For the longest time, ever since I was a child, I had always romanticized the idea of running away from home. The idea of packing up your life (or, well, the things you treasure the most that will fit into a single suitcase, and finding yourself in the things you’ve bothered packing) and walking out on your responsibilities, the daunting ideals of your parents, escaping school, letting go of your acquaintances—it just seemed like a dreamy thing to do.
When I got sent e-mails with prayer chains with people asking for a certain family to be in their thoughts because their child ran away, I’d show them to my mom, and immediately, without second thought, she’d shake her head, click her tongue and say “Los niños piensan que lo saben todo,” which translates to “Kids think they know everything.” And she’d leave with what I guess was a dignified feeling over her parenting skills. In these situations, I’d try to be fair to the kids running away—I’d wonder why they did, where they went to, and, in a sickly way, fantasize about whether they left in the middle of the night or if they escaped through their bedroom door. I’d worry for them, sure, because I wasn’t fully aware of their sanity or their intelligence, but I still sort of respected the bravery and self-determination they had clearly built up. I wondered whether they had left for silly reasons, like running away with a boyfriend who was clearly no good, or if they had thought about what they were doing and left because they felt their parents and the place they were living in were not helping them find who they were themselves.
Whichever the case, I still fantasized and daydreamed scenarios of how I would run away, if I ever did. I even created my own “Only For Running Away” backpack, which I still have in the back of my closet. It was on top of my Clearly Impossible, but Obligatory Bucket list.

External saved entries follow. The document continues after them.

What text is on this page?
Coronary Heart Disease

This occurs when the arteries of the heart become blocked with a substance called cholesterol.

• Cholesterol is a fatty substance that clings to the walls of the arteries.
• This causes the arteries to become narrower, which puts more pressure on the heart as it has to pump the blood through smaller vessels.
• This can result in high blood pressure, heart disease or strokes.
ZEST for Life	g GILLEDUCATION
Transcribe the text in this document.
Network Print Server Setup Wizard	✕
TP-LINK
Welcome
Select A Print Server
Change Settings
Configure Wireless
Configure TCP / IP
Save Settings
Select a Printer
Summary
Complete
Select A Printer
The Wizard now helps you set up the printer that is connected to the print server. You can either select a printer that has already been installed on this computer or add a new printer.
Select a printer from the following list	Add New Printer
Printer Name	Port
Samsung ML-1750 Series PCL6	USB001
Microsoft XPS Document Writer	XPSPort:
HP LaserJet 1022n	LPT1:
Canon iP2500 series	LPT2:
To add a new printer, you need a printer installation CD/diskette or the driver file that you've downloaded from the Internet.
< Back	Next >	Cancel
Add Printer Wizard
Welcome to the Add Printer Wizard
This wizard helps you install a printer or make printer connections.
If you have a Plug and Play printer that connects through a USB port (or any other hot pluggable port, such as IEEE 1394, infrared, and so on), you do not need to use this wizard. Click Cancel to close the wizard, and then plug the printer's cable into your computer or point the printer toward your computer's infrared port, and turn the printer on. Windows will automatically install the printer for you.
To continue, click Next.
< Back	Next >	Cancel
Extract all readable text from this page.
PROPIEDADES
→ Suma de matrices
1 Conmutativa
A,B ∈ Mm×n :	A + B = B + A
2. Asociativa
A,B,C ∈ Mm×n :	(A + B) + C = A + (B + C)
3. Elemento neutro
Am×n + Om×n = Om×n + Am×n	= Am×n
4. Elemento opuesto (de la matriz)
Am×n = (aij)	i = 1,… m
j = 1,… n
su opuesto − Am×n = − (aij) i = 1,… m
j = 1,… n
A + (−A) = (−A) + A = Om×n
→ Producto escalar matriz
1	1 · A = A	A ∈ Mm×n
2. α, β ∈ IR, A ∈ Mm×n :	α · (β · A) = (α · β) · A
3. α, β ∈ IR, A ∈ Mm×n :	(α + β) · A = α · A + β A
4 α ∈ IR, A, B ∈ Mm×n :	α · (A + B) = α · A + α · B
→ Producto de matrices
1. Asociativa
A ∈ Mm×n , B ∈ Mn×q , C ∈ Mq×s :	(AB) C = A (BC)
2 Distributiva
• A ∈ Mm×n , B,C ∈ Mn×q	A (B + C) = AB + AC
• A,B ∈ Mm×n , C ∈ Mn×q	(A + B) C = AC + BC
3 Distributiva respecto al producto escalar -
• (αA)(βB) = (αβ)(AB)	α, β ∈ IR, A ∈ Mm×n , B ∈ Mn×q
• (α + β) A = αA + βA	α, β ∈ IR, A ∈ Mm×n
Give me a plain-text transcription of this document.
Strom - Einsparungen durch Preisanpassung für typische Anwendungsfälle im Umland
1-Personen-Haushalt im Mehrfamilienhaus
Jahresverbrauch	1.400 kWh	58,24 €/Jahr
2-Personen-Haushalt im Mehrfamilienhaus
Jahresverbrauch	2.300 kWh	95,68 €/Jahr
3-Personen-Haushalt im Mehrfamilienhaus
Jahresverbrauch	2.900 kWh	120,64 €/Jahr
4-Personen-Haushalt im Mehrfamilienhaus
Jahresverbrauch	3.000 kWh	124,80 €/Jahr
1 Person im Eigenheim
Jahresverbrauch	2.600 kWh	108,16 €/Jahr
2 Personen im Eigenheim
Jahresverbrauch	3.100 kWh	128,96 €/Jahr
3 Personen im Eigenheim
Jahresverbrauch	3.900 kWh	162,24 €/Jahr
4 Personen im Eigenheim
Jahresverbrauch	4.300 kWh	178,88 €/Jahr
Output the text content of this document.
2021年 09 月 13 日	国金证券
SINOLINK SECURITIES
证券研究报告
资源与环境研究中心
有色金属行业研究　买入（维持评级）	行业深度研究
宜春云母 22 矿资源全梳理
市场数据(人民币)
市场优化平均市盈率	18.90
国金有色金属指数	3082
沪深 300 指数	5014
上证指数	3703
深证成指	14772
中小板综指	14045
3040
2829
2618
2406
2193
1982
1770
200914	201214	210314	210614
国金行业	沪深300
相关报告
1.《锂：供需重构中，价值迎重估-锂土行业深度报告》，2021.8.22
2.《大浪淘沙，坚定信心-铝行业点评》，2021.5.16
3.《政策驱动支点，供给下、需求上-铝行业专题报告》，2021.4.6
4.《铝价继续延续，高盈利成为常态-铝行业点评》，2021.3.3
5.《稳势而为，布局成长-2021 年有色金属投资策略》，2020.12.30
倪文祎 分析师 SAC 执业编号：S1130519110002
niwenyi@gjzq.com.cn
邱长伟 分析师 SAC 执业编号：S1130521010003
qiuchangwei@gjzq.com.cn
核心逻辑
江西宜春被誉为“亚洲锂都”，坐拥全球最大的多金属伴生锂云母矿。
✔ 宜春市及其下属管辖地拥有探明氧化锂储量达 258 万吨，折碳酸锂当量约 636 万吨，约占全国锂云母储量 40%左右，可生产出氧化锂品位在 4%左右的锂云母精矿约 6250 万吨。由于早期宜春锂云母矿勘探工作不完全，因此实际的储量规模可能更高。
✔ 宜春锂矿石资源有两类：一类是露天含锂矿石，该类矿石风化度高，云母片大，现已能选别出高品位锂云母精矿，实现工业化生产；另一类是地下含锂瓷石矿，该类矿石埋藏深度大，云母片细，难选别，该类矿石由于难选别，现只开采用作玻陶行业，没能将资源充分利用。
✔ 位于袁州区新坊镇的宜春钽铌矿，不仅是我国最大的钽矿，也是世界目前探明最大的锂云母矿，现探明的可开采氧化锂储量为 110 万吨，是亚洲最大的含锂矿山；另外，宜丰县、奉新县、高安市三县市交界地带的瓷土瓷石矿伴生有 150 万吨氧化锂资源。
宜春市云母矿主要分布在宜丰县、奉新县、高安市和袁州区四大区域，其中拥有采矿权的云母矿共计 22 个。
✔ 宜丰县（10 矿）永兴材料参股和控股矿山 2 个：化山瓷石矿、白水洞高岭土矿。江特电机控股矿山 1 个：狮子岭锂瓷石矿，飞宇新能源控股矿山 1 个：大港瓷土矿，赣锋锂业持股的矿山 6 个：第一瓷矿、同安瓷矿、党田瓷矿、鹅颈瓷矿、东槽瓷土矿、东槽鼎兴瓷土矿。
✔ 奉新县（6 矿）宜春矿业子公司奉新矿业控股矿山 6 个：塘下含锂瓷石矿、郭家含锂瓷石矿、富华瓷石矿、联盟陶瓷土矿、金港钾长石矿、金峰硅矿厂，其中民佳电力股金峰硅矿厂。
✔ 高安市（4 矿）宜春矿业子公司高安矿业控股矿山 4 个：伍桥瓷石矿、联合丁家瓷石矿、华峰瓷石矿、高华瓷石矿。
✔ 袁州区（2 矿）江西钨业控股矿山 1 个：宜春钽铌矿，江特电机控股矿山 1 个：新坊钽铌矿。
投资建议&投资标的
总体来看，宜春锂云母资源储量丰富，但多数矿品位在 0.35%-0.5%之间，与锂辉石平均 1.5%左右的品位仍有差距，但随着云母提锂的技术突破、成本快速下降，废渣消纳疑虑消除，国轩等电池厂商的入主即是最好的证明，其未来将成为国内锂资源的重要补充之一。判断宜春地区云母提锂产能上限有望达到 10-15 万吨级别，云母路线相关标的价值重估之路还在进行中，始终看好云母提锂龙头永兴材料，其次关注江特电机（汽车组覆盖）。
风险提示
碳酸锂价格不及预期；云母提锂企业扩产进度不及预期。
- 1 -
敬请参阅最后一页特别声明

In this playlist, I sort of compiled different kind of songs that represented what I imagine would be the different stages of emotional feelings in the runaway. I added songs that I thought represented the music playing in the background of the movie, if there was one. Music for when the person is solemnly walking away from their home. Music for when the person finally arrives in this glamorous, foreign place, and everything is possible all of a sudden. Music for when the runaway falls in love with a stranger. Music for feeling homesick. Music for that “A-ha!” moment when the person finds themselves in art or music or a book they’ve read, or in a certain new activity they partake in. And then the music that would roll around the end, almost by the credits, when this person is no longer a wanderer, but a dweller of the world, simply put, and is content with this never-ending quest to fall in love with the world.
And that was the end of my hyper-analysis of the act of running away.